A cogent message of love and acceptance is portrayed through the spare language and delicate watercolor illustrations of this diverse picture book. Children playing in a park gradually join together to form a single playful "circle," the backgrounds a muted sepia around each new addition--until they join the fun. Body diversity--one boy arrives with a service dog; a little girl has hearing aids--and multiple ethnicities are represented without being remarked upon, making this a subtle, unifying text.
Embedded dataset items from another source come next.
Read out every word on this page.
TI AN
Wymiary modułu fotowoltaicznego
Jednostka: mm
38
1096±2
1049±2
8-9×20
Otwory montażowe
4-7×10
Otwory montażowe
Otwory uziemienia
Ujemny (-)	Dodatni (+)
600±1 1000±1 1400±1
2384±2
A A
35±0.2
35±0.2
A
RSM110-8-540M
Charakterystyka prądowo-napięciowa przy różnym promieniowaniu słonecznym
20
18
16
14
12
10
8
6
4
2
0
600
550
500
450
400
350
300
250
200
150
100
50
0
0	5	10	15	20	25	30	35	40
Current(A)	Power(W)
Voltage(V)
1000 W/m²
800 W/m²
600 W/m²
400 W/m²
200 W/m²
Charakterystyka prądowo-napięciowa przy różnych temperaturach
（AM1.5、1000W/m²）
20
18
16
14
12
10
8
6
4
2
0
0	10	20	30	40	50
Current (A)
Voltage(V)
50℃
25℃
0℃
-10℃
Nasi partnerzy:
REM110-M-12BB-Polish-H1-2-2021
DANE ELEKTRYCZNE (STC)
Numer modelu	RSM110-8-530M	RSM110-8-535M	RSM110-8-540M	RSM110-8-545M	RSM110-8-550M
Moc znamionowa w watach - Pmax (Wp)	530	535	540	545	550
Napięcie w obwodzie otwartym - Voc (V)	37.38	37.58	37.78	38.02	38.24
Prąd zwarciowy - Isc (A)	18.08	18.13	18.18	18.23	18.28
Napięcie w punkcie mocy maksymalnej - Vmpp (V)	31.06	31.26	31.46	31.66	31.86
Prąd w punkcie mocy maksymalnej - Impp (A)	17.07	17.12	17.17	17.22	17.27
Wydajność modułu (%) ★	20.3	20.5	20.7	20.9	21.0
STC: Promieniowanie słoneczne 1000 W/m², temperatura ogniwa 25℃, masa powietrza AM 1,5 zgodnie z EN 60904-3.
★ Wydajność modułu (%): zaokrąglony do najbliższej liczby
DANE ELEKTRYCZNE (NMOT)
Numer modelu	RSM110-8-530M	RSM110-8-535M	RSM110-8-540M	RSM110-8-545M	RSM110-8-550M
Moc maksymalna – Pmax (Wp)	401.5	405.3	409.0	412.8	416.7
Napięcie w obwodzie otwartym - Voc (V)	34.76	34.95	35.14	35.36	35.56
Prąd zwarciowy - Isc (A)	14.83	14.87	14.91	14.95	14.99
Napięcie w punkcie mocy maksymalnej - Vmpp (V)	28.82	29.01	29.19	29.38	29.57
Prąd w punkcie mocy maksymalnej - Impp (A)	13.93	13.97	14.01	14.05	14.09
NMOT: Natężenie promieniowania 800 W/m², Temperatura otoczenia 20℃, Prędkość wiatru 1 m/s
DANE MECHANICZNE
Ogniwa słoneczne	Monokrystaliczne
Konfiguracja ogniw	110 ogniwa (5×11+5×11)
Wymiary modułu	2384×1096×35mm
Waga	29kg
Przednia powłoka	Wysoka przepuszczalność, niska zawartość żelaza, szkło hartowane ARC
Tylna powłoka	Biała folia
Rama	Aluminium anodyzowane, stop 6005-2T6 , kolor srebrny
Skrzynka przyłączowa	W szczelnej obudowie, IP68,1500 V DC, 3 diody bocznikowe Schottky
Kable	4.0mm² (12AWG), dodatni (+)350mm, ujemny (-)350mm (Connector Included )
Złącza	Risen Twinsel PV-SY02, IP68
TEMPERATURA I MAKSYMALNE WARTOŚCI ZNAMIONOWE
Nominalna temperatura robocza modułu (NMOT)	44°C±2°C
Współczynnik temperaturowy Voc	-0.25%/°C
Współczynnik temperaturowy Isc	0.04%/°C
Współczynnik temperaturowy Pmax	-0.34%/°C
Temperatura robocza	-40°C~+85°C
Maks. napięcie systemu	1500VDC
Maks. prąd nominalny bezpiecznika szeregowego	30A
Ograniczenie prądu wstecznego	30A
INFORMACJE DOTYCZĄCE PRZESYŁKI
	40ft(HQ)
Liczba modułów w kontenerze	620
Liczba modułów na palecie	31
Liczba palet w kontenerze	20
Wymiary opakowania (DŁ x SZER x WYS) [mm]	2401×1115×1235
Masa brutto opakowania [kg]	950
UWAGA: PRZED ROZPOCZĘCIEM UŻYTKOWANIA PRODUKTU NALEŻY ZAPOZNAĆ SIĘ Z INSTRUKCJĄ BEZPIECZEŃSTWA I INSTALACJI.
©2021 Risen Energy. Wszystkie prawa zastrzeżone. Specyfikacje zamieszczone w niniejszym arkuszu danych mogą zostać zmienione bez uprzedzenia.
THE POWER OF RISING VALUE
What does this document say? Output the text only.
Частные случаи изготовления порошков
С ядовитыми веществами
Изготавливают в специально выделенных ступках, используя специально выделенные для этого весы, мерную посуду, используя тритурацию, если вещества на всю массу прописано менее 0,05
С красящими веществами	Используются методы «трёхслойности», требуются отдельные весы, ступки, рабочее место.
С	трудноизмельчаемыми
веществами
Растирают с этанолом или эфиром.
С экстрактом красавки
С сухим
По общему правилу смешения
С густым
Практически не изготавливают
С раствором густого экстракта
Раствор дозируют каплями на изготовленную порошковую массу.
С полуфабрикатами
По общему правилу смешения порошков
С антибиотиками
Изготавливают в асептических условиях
This warm-hearted playground-set concept book focuses on circles and on counting from one to ten. "Once circle. . . bounces! Two circles. . . roll!" Warm-toned, digitally colored ink illustrations depict a child bouncing a basketball and another cycling up on a two-wheeler. More friends appear, each shown with a circular or spherical item. Some of these items are toted (hula hoops, flying discs), some are built into the playscape (climbing rings, sprinkler heads), and all are intended for cooperative enjoyment. After we get to ten circles--in the form of festively decorated cookies--the count returns to the beginning. The children join hands as "one circle gathers. One circle opens. One circle grows. Circle Round." The message of inclusion, underscored by the illustrations casual diversity in characters' skin tones, ethnicities, genders, and abilities, is clear for very young children--all of whom would likely be welcomed enthusiastically into this circle of friends.
--The Horn Book

One basketball, two bicycle wheels, three hula hoops, four frisbees, and other circular objects up to 10 provide children of varying skin tones, genders, and abilities the chance to interact through play in this lively counting book. Emphasizing circular objects' ability to connect individuals, Cha's digitally colored ink illustrations juxtapose smudgy, sepia-toned scenes of solo kids on a playground with chromatic depictions of a growing group's energetic exploits. On one page, a light-skinned child using a wheelchair sits alone on a splash pad among six fountain discs--a scene that gains full color when more children join in the fun. Past 10, a circle of smiling children "gathers," "opens," and "grows," simply showcasing the shape's--and children's--ability to expand and include.
--Publishers Weekly

A circle grows larger and more inclusive. Children--diverse in gender, skin tone, ethnicity, hairstyle and color, and physical ability--meet while playing, initially separately, in the park. What unites them is engagement with round things: toys (ball, balloons, Frisbees, hula hoops); playground equipment; wheeled items (bike, wheelchair); and other circular objects (bubbles, cookies). The group expands in size and fun. After the kids clasp hands to form a literal circle, one child observes that a newcomer (with a dog) has just arrived. Guess who completes the friendship ring? This ode to kindness and a welcoming spirit is cheerful and textually minimal, focusing on number words one to 10, active verbs, and the words circle or circles in boldfaced larger type. Lively ink illustrations feature smiling children enjoying one another's company and also, notably, being mutually helpful. One child uses a wheelchair and is fairly actively engaged in play; another wears hearing aids; a third, eyeglasses. Unfortunately, some illustrations suffer from a lack of clarity. On the first spread, captioned "One circle," for instance, the verso shows a basketball, the recto, a bike. Kids would likely describe the bike's wheels as round, therefore rightly claiming the spread includes three circles; the subsequent spread features the basketball and bike with the caption "Two circles"--but, arguably, again three circles. And so on. These interpretations may lead to conversation or frustration.
Though well meaning, this circle is a bit broken.